Aí se referem, com efeito, as “classes”, como então se dizia, dos atores que constituíram e elenco inicial do teatro, de acordo com uma Portaria datada de 19 de Fevereiro de 1846. Essas classes eram três, e a Portaria descriminava a função dramática de cada ator (o “emploi”, como então de dizia), os anos de carreira, e por vezes a origem imediata no plano das companhias teatrais.
Assim, temos “da classe das primeiras partes” 11 atores, sendo o primeiro o então bem conhecido “Epifânio Aniceto Gonçalves; primeiro centro absoluto: sócio, diretor e ensaiador do Condes. Ator há 14 anos”. Publicamos aqui uma gravura.

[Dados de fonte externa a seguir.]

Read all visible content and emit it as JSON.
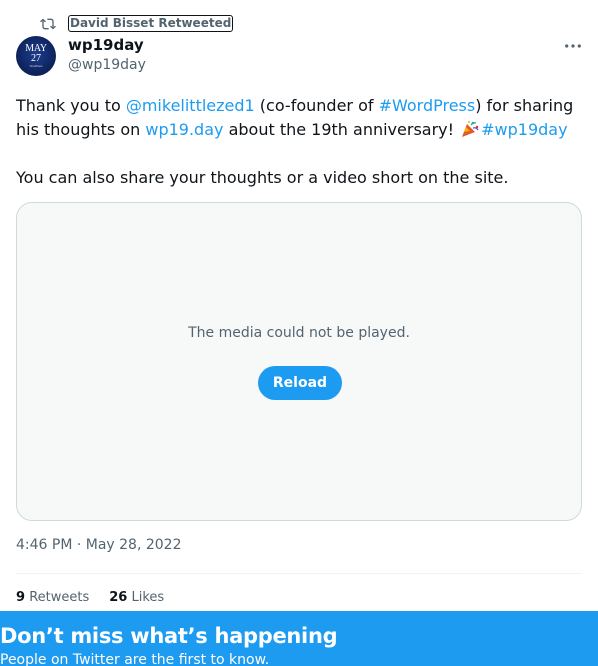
{
  "retweet": {
    "by": "David Bisset Retweeted",
    "icon": "retweet-icon"
  },
  "author": {
    "name": "wp19day",
    "handle": "@wp19day",
    "avatar_text": {
      "month": "MAY",
      "day": "27",
      "small": "WordPress"
    }
  },
  "tweet": {
    "p1_a": "Thank you to ",
    "mention": "@mikelittlezed1",
    "p1_b": " (co-founder of ",
    "hashtag1": "#WordPress",
    "p1_c": ") for sharing his thoughts on ",
    "url": "wp19.day",
    "p1_d": " about the 19th anniversary! ",
    "emoji": "party-popper-icon",
    "hashtag2": "#wp19day",
    "p2": "You can also share your thoughts or a video short on the site."
  },
  "media": {
    "message": "The media could not be played.",
    "reload_label": "Reload"
  },
  "timestamp": "4:46 PM · May 28, 2022",
  "stats": {
    "retweets_count": "9",
    "retweets_label": "Retweets",
    "likes_count": "26",
    "likes_label": "Likes"
  },
  "banner": {
    "title": "Don’t miss what’s happening",
    "subtitle": "People on Twitter are the first to know."
  },
  "colors": {
    "accent": "#1d9bf0",
    "text": "#0f1419",
    "secondary": "#536471"
  }
}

E seguiam-se nomes quase todos bem prestigiados na época: Joaquim José Tasso “1º amoroso ou galã de ponta de cena”, assim mesmo, José Anastácio Rosa “galã central” Teodorico Baptista da Cruz, “centro cómico”, Vitorino Ciríaco da Silva “pai-nobre ou centro”, Crispiniano Pantaleão da Cunha Sargedas “primeiro cómico absoluto”, Manuel Baptista Lisboa “centro cómico, característico”, Inácio Caetano dos Reis “baixo-cómico” , todos com os anos de carreira , e todos oriundos do Condes, exceto o ultimo citado que vinha do Teatro do Salitre.

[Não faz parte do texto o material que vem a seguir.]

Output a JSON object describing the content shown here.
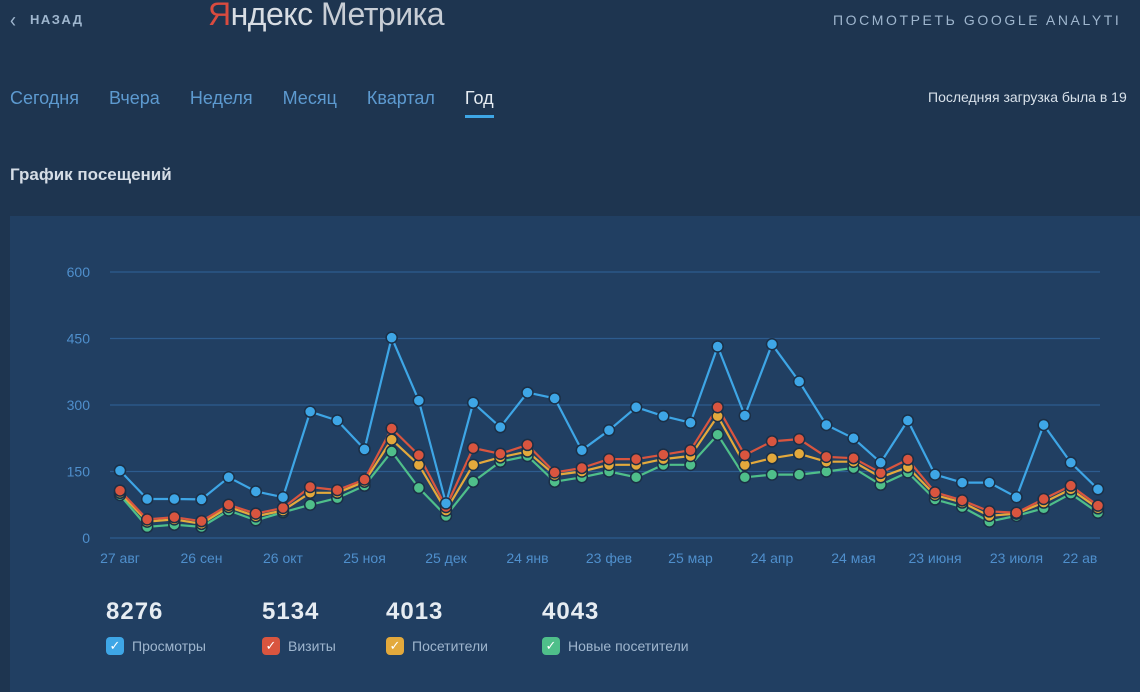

E três atrizes, todas elas vindas também do Condes: Emília das Neves “primeira-dama absoluta”, Carlota Talassi da Silva “primeira-dama” e Delfina Rosa do Espírito Santo “velha cómica ou meio carater”. E esta, mesmo especializada em papéis de velha, por ser de longe a mais nova, é a única que ostenta a idade. “Tem 27anos. Há quatro que é atriz”.
E seguem-se, nesta tabela garrettiana de 1846, mais duas categorias de atores: os “da classe dos comprimários” com oito atores masculinos e sete femininos, sendo que destas chegou até nós com prestigio o nome da Joseffa Soller, na altura “2º dama (a qual) foi bailarina. Pertence ao Salitre. Tem 26 anos”.
E segue-se finalmente uma ambígua “classe dos que devem ser preferidos em futuros contratos”, com oito atores e cinco atrizes, dos quais o único nome que hoje ainda surge citado será o do ator Romão António Martins. E o ator José dos Santos Mata é referido com uma insólita designação: “O Mata Castelhanos”…!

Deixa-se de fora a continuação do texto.